Peace

Once in a while I may stop and think about the word “peace”. The reason I really don’t is that it’s probably because that is exactly where I’m am at the time. One of the most amazing things in this program for me, is that I was given this virtue, back about the same time I was in that Ninth Step.

Not that I didn’t experience peace from time to time, as I was struggling to put this program into action in my life. I went through, like so many of us, the ups and downs along the way. But there was a point in making amends, when I was given the Promises in that Ninth Step, and my life was amazingly changed. Never want to forget that moment.

Once again I can actually picture the moment, when I was making an amend. That’s when I had finished it and suddenly all my anger was gone, and all the resentments in my life disappeared. Peace came within me along with true happiness and the Promises came directly into my life. Later I could look back and see that the restoration to sanity was right there. I had stopped fighting everyone and everything, including alcohol. The spiritual awakening was right there.

In as sense I was almost overwhelmed at that time. Another thought came back to me after all of this. And that was the statement in the Ninth Step. That the spiritual life is not a theory. We have to live it. Reminds me of why I am here. Not always easy. And that’s when I find myself not really in peace with myself.

Of course that brings me back to why I am here in the first place. To stay sober a day at a time. I often need to become consciously aware of this. It’s a wake up call. I’m reminded of the Second Step and my being introduced to living a spiritual way of life and accepting a Higher Power, who supports my living a sober life. And then the Third Step, which has helped me to put this program into action with the help of so many alcoholics in here, who freely gave me what I needed.

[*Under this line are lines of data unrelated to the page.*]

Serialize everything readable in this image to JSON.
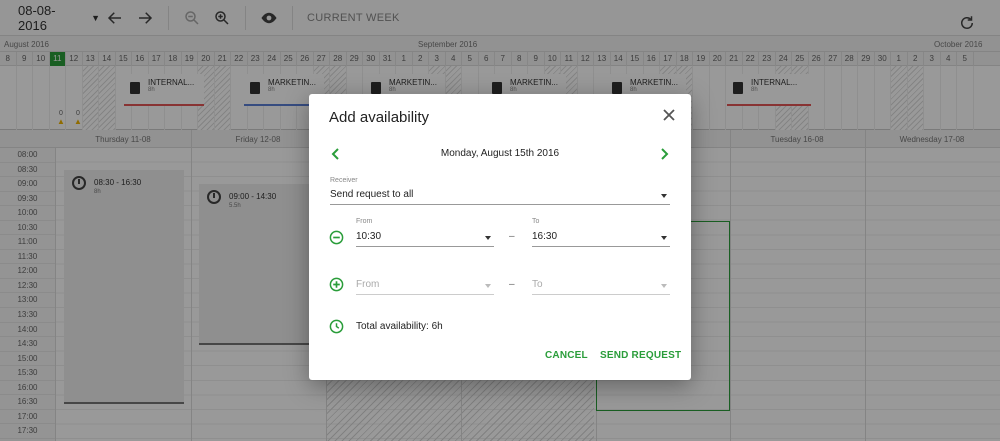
{
  "toolbar": {
    "date": "08-08-2016",
    "current_week": "CURRENT WEEK"
  },
  "timeline": {
    "months": [
      "August 2016",
      "September 2016",
      "October 2016"
    ],
    "days": [
      "8",
      "9",
      "10",
      "11",
      "12",
      "13",
      "14",
      "15",
      "16",
      "17",
      "18",
      "19",
      "20",
      "21",
      "22",
      "23",
      "24",
      "25",
      "26",
      "27",
      "28",
      "29",
      "30",
      "31",
      "1",
      "2",
      "3",
      "4",
      "5",
      "6",
      "7",
      "8",
      "9",
      "10",
      "11",
      "12",
      "13",
      "14",
      "15",
      "16",
      "17",
      "18",
      "19",
      "20",
      "21",
      "22",
      "23",
      "24",
      "25",
      "26",
      "27",
      "28",
      "29",
      "30",
      "1",
      "2",
      "3",
      "4",
      "5"
    ],
    "today_index": 3,
    "cards": [
      {
        "name": "INTERNAL...",
        "hours": "8h",
        "line": "red"
      },
      {
        "name": "MARKETIN...",
        "hours": "8h",
        "line": "blue"
      },
      {
        "name": "MARKETIN...",
        "hours": "8h",
        "line": "red"
      },
      {
        "name": "MARKETIN...",
        "hours": "8h",
        "line": "red"
      },
      {
        "name": "MARKETIN...",
        "hours": "8h",
        "line": "red"
      },
      {
        "name": "INTERNAL...",
        "hours": "8h",
        "line": "red"
      }
    ],
    "warnings": [
      "0",
      "0"
    ]
  },
  "week": {
    "days": [
      "Thursday 11-08",
      "Friday 12-08",
      "",
      "",
      "",
      "Tuesday 16-08",
      "Wednesday 17-08"
    ],
    "times": [
      "08:00",
      "08:30",
      "09:00",
      "09:30",
      "10:00",
      "10:30",
      "11:00",
      "11:30",
      "12:00",
      "12:30",
      "13:00",
      "13:30",
      "14:00",
      "14:30",
      "15:00",
      "15:30",
      "16:00",
      "16:30",
      "17:00",
      "17:30"
    ],
    "shifts": [
      {
        "time": "08:30 - 16:30",
        "hours": "8h"
      },
      {
        "time": "09:00 - 14:30",
        "hours": "5.5h"
      }
    ]
  },
  "modal": {
    "title": "Add availability",
    "date": "Monday, August 15th 2016",
    "receiver_label": "Receiver",
    "receiver_value": "Send request to all",
    "from_label": "From",
    "to_label": "To",
    "from_value": "10:30",
    "to_value": "16:30",
    "from_placeholder": "From",
    "to_placeholder": "To",
    "range_sep": "–",
    "total": "Total availability: 6h",
    "cancel": "CANCEL",
    "send": "SEND REQUEST"
  },
  "colors": {
    "accent": "#2a9d3a",
    "overlay": "rgba(0,0,0,0.40)"
  }
}
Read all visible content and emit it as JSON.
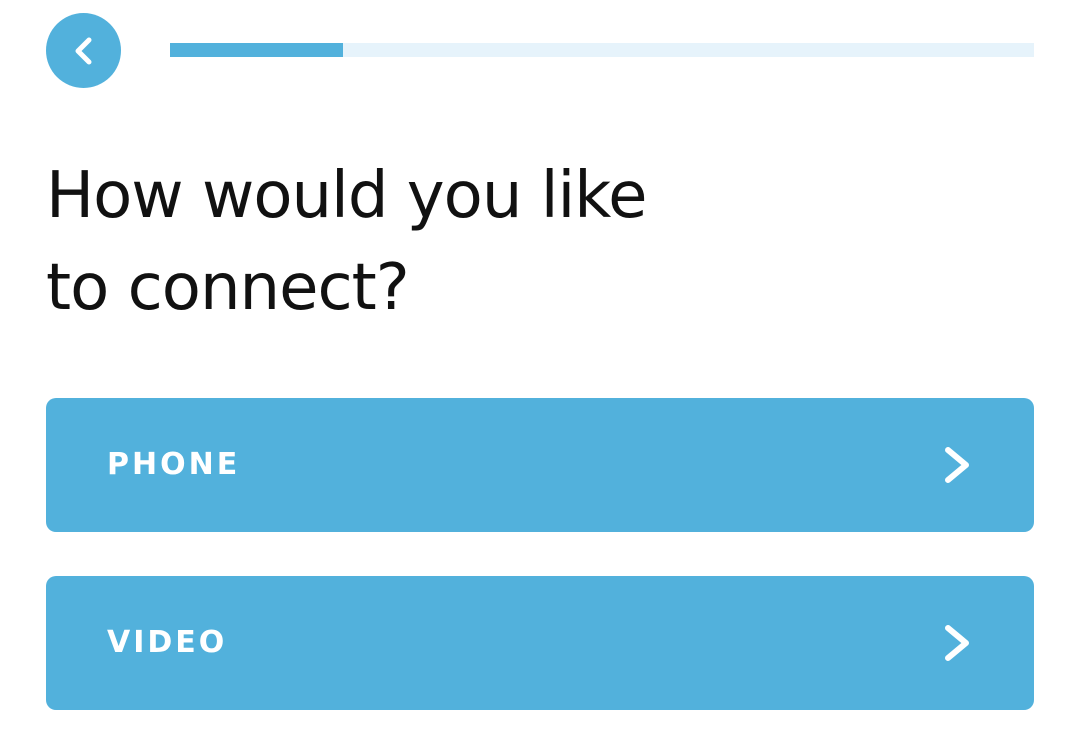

Each and everyday, at some point I have to stop and think about this and be grateful for the life I have been given by my Higher Power and this program. And of course all those, who have helped me. I never want to forget my old sponsor. Nor his widow, who continued to help me, after he passed away. I need to stop and just say “thank you” to all I owe. Hopefully I will be able to help others like myself, which is a large part of gratitude.